Margaret, though, is quickly charmed by Moose (Aidan Wojtak-Hissong), friend of Nancy’s slightly older brother Evan (Landon Baxter). And, informed by the lady in the department store that she doesn’t really need a bra, Margaret finds that she’s been talked into wearing a very uncomfortable “grow bra.” Please, she prays to/begs of God, please let her chest grow and let her get her period and be normal and regular like everybody else — except of course the only “everybody” who really seems to be in that boat is a girl named Laura (Isol Young), who is living out her own tween hell thanks to Nancy’s unfriendly comments.
Meanwhile, underneath all the “why, God, why?” of being 12, Margaret is dealing with something of a religious struggle after learning some difficult aspects of her family’s history. Barbara never talks with her strict Christian parents — and Margaret has never met them — because they cut Barbara off when she married Herb, who is Jewish. Neither Barbara nor Herb has ever imparted religion on Margaret, saying she can decide for herself when she grows up. But now Margaret has decided that she’d like to decide — trying out synagogue with her grandmother and church with some of her friends and hoping she’ll feel something that will let her know “what she is.” Along the way, she talks to God — pouring out fears and general anxieties about, you know, 12.
I don’t remember how much of this is in the book but in between elements of Margaret’s story we get these little peeks at Barbara’s story and her struggles and changes. She has gone from being a working mother in the city to a stay-at-home mother in the suburbs. She is also dealing with going from being a mother to a kid to being a mother to a tween girl who is gently trying out aspects of teenage-ness and looking for bits of independence. This might be one of those things you notice more depending on where you, the viewer, are personally, age- and life-circumstance-wise, but I enjoyed how the movie gave us Barbara’s struggles and her attempts to find her place in this new environment. McAdams fills in this character so nicely, giving us so much context to who Barbara is with just a facial expression.
To a smaller degree, we also get little glimpses of Sylvia’s life and her changes. With her family no longer nearby in the city, she’s sort of rearranging her identity. Margaret’s independence and her distance mean changes for Sylvia too — eventually leading to an extended trip to Florida — which is just a neat aspect to see examined, even just briefly.

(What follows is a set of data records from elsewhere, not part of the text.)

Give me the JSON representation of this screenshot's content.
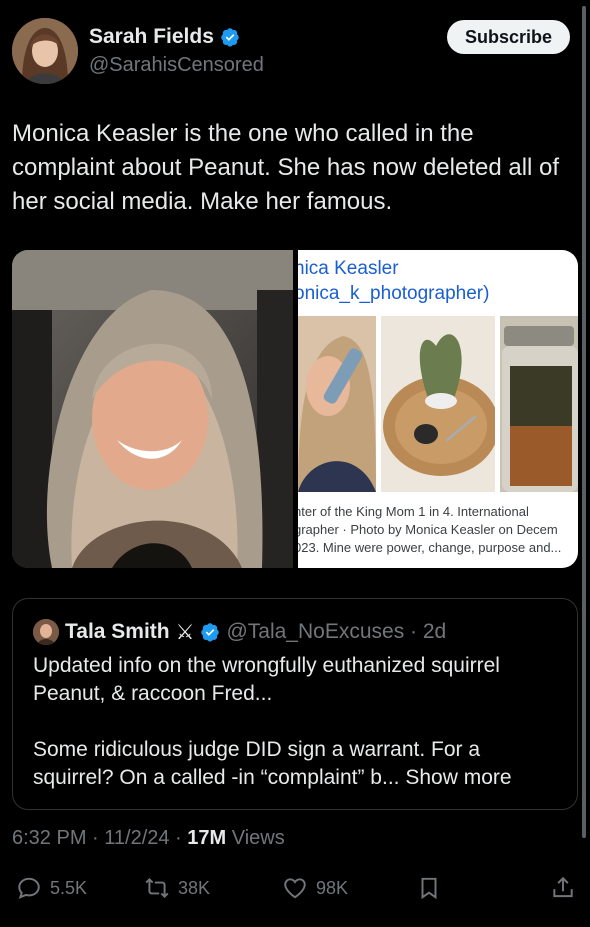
{
  "author": {
    "display_name": "Sarah Fields",
    "handle": "@SarahisCensored",
    "avatar_icon": "avatar-photo",
    "verified_icon": "verified-badge-icon"
  },
  "subscribe_label": "Subscribe",
  "tweet_text": "Monica Keasler is the one who called in the complaint about Peanut. She has now deleted all of her social media. Make her famous.",
  "media": {
    "left_photo": "photo of a smiling woman in a car",
    "right_screenshot": {
      "title_line1": "nica Keasler",
      "title_line2": "onica_k_photographer)",
      "caption_line1": "nter of the King Mom 1 in 4. International",
      "caption_line2": "grapher · Photo by Monica Keasler on Decem",
      "caption_line3": "023. Mine were power, change, purpose and..."
    }
  },
  "quote": {
    "display_name": "Tala Smith",
    "emoji": "⚔",
    "handle_time": "@Tala_NoExcuses · 2d",
    "body_p1": "Updated info on the wrongfully euthanized squirrel Peanut, & raccoon Fred...",
    "body_p2": "Some ridiculous judge DID sign a warrant. For a squirrel? On a called -in “complaint” b...",
    "show_more": "Show more"
  },
  "meta": {
    "time_date": "6:32 PM · 11/2/24 · ",
    "views_count": "17M",
    "views_label": " Views"
  },
  "actions": {
    "replies": "5.5K",
    "reposts": "38K",
    "likes": "98K"
  },
  "colors": {
    "background": "#000000",
    "text": "#e7e9ea",
    "secondary": "#71767b",
    "verified": "#1d9bf0",
    "link": "#1a5fd1"
  }
}
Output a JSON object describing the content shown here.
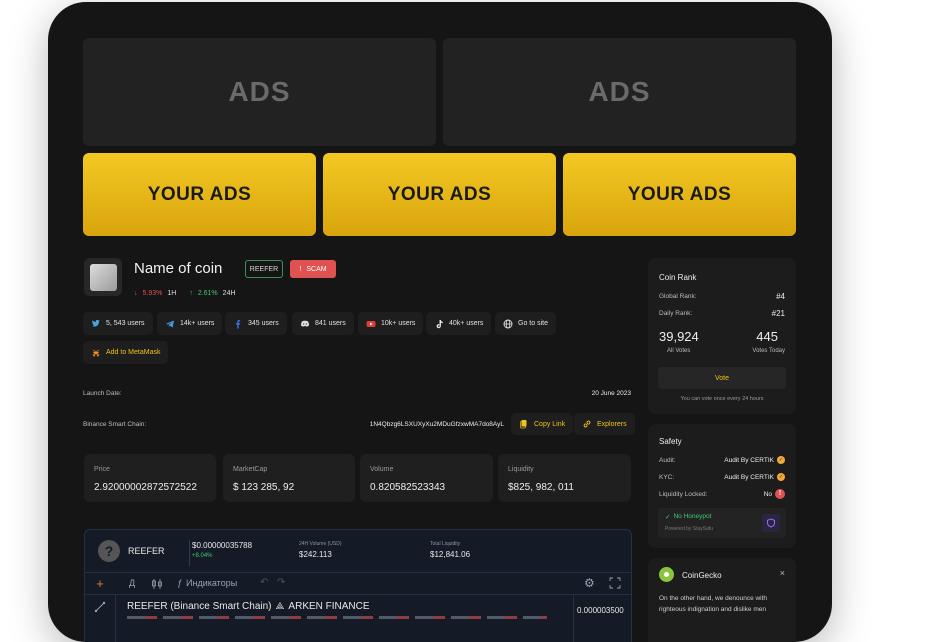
{
  "ads": {
    "top_left": "ADS",
    "top_right": "ADS",
    "yellow": [
      "YOUR ADS",
      "YOUR ADS",
      "YOUR ADS"
    ]
  },
  "coin": {
    "name": "Name of coin",
    "symbol_badge": "REEFER",
    "scam_badge": "SCAM",
    "change_1h": "5.93%",
    "label_1h": "1H",
    "change_24h": "2.61%",
    "label_24h": "24H"
  },
  "socials": [
    {
      "icon": "twitter-icon",
      "label": "5, 543 users"
    },
    {
      "icon": "telegram-icon",
      "label": "14k+ users"
    },
    {
      "icon": "facebook-icon",
      "label": "345 users"
    },
    {
      "icon": "discord-icon",
      "label": "841 users"
    },
    {
      "icon": "youtube-icon",
      "label": "10k+ users"
    },
    {
      "icon": "tiktok-icon",
      "label": "40k+ users"
    },
    {
      "icon": "globe-icon",
      "label": "Go to site"
    }
  ],
  "metamask": "Add to MetaMask",
  "launch": {
    "label": "Launch Date:",
    "value": "20 June 2023"
  },
  "contract": {
    "chain_label": "Binance Smart Chain:",
    "address": "1N4Qbzg6LSXUXyXu2MDuGfzxwMA7do8AyL",
    "copy": "Copy Link",
    "explorers": "Explorers"
  },
  "stats": [
    {
      "label": "Price",
      "value": "2.92000002872572522"
    },
    {
      "label": "MarketCap",
      "value": "$ 123 285, 92"
    },
    {
      "label": "Volume",
      "value": "0.820582523343"
    },
    {
      "label": "Liquidity",
      "value": "$825, 982, 011"
    }
  ],
  "chart_widget": {
    "symbol": "REEFER",
    "price": "$0.00000035788",
    "price_change": "+8.04%",
    "volume_label": "24H Volume (USD)",
    "volume": "$242.113",
    "liq_label": "Total Liquidity",
    "liq": "$12,841.06",
    "toolbar_d": "Д",
    "indicators": "Индикаторы",
    "pair_title": "REEFER (Binance Smart Chain)",
    "pair_dex": "ARKEN FINANCE",
    "last_price": "0.000003500"
  },
  "rank": {
    "title": "Coin Rank",
    "global_label": "Global Rank:",
    "global_value": "#4",
    "daily_label": "Daily Rank:",
    "daily_value": "#21",
    "all_votes": "39,924",
    "all_votes_label": "All Votes",
    "votes_today": "445",
    "votes_today_label": "Votes Today",
    "vote_button": "Vote",
    "vote_note": "You can vote once every 24 hours"
  },
  "safety": {
    "title": "Safety",
    "audit_label": "Audit:",
    "audit_value": "Audit By CERTIK",
    "kyc_label": "KYC:",
    "kyc_value": "Audit By CERTIK",
    "locked_label": "Liquidity Locked:",
    "locked_value": "No",
    "honeypot": "No Honeypot",
    "powered": "Powered by StaySafu"
  },
  "coingecko": {
    "title": "CoinGecko",
    "text": "On the other hand, we denounce with righteous indignation and dislike men"
  },
  "colors": {
    "accent_yellow": "#f0c419",
    "down_red": "#e05252",
    "up_green": "#3dcc74"
  }
}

But what this movie really does best, I think, is get to that “please let me be normal” desperation at an age when there really is no “normal.” Fortson is a winning Margaret — selling Margaret as a kid and Margaret as a teen, Margaret as a willing follower and Margaret as someone who knows how to stand up for herself. The character can take you right back to your tween self while the movie offers gentle character studies of multiple generations. B+
Rated PG-13 for thematic material involving sexual education (or really, the lack of sexual education by these girls who have to rely on a stolen anatomy book and a school health class) and some suggestive material, according to the MPA on filmratings.com. Written and directed by Kelly Fremon Craig, Are You There God? It’s Me, Margaret is an hour and 46 minutes long and is distributed in theaters by Lionsgate.